HOF 001: Ho Hoang Anh (m) & Truong Kim Hong (f)

 

The following is a family’s journey from Vietnam to Canada. As a medical officer for the South Vietnamese Army, Ho Hoang Anh was sent to re-education camp for two years when the war ended in 1975. His wife Truong Kim Hong took care of their five children while working as a hospital nurse in Long Xuyen. During a second prison sentence in 1979, this time for the crime of criticizing the communist regime, he was placed in leg shackles in a cramped cell. With the help of a fellow prisoner, he sawed off his shackles and escaped into the jungle where a senior couple of Catholic faith helped him. Ho then went into hiding in Saigon, (now Ho Chi Minh City), before making arrangements to leave the country in a boat. After seven days and seven nights at sea, with no working compass, the boat arrived at the shores of Malaysia, where Ho spent one month in the refugee camp Pulau Bidong. He was accepted by Canada and settled in the remote town of Quesnel, B.C., where he worked first at a sawmill then in the kitchen of a restaurant.
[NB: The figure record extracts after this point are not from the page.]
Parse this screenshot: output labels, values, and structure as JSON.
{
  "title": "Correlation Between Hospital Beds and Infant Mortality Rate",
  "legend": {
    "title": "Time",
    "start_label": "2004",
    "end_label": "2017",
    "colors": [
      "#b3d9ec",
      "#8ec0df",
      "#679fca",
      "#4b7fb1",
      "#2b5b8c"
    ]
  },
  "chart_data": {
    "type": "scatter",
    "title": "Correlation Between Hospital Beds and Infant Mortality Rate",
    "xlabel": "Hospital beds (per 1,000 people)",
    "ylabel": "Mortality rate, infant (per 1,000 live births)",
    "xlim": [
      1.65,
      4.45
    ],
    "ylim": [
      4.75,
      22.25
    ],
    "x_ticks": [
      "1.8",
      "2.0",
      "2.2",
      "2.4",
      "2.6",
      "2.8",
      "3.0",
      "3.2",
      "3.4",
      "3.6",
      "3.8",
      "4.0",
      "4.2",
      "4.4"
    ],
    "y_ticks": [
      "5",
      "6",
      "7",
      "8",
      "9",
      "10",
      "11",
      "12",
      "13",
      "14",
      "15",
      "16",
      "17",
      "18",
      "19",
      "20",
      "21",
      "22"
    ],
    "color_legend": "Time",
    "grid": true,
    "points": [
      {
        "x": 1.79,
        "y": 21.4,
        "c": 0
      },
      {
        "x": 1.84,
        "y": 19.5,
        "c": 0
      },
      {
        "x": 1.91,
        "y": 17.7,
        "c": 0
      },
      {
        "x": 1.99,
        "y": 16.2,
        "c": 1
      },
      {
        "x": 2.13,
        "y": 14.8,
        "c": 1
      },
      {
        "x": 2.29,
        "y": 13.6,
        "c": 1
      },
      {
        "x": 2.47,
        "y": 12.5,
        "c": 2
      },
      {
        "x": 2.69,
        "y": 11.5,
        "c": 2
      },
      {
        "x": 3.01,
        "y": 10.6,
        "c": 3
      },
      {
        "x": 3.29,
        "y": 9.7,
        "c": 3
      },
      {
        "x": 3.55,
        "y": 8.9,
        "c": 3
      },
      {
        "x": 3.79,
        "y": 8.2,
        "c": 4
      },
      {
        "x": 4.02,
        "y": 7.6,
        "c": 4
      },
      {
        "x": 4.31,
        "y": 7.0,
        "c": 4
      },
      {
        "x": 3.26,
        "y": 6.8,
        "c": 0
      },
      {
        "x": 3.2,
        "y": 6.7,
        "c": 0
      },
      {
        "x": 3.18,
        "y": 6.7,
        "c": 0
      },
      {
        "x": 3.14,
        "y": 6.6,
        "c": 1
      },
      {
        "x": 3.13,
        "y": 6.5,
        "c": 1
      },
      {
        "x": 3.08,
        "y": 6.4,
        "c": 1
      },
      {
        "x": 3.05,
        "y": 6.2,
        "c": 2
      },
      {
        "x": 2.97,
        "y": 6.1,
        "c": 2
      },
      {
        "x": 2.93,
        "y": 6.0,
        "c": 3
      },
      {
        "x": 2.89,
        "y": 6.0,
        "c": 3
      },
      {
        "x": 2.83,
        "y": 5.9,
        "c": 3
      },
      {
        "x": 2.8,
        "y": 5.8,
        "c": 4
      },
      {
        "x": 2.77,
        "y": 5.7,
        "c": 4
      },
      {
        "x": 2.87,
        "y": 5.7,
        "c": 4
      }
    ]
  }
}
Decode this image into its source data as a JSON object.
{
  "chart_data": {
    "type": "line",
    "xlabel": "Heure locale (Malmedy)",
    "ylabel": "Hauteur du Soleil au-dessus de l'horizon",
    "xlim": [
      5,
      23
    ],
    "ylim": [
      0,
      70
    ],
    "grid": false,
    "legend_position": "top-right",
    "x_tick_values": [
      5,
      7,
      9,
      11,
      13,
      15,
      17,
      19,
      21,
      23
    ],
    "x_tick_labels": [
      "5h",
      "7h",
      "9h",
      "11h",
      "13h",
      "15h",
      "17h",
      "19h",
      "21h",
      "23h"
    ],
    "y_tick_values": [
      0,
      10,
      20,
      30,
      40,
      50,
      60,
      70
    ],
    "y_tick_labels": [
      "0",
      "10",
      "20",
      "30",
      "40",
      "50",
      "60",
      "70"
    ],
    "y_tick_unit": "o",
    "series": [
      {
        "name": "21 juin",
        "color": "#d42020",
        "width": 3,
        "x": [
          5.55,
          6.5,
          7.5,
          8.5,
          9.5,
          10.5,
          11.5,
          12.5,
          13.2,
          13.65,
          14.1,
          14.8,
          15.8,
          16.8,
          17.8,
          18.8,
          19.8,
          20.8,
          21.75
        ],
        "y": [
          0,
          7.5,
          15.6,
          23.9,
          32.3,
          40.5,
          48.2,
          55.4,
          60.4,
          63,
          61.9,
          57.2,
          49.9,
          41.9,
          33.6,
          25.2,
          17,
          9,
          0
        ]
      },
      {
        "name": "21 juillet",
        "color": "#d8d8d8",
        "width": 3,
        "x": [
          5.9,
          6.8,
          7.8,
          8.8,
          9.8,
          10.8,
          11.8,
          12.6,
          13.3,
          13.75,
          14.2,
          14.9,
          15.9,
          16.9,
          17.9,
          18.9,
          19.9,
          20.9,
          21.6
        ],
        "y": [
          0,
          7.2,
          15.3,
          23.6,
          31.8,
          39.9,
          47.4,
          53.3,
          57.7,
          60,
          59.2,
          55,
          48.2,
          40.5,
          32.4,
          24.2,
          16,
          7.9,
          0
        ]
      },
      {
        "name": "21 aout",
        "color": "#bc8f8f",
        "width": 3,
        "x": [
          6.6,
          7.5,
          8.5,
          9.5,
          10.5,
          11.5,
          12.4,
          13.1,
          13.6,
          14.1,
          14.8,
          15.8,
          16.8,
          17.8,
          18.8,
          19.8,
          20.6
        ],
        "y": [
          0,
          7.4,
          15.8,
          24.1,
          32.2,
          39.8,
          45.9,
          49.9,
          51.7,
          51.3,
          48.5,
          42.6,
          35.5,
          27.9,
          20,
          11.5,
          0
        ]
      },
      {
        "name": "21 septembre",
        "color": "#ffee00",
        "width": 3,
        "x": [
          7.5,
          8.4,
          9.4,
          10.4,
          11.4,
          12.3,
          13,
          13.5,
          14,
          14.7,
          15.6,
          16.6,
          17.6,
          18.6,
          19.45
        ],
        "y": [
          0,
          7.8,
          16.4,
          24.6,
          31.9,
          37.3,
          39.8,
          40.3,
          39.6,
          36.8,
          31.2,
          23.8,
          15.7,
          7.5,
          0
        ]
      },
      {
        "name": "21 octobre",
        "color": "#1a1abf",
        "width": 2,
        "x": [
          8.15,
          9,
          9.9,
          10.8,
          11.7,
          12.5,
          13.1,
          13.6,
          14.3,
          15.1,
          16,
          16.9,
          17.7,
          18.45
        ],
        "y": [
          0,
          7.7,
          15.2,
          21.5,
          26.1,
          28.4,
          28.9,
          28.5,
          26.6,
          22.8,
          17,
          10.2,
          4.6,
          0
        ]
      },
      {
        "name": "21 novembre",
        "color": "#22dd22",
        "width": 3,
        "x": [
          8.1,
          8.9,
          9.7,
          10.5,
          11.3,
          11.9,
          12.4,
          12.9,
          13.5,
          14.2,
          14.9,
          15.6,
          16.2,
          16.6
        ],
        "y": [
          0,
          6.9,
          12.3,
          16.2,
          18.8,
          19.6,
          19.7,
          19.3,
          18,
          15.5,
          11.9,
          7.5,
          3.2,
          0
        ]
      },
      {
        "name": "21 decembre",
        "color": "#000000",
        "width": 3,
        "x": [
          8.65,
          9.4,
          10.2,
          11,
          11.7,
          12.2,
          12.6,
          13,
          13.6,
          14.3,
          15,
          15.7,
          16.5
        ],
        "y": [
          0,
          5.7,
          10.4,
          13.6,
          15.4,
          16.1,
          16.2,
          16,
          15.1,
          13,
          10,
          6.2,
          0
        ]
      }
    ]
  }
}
Meanwhile, as Truong’s life in Vietnam grew harder, she decided not to wait to be sponsored to join her husband. She bought space for her and her five children on a boat that left Vietnam in 1981. As the boat began to take water during a storm, the passengers were rescued by a passing British oil tanker. After a month on the tanker, the passengers were brought to the Phanat Nikkon refugee camp in Thailand. The family reunited in February 1982.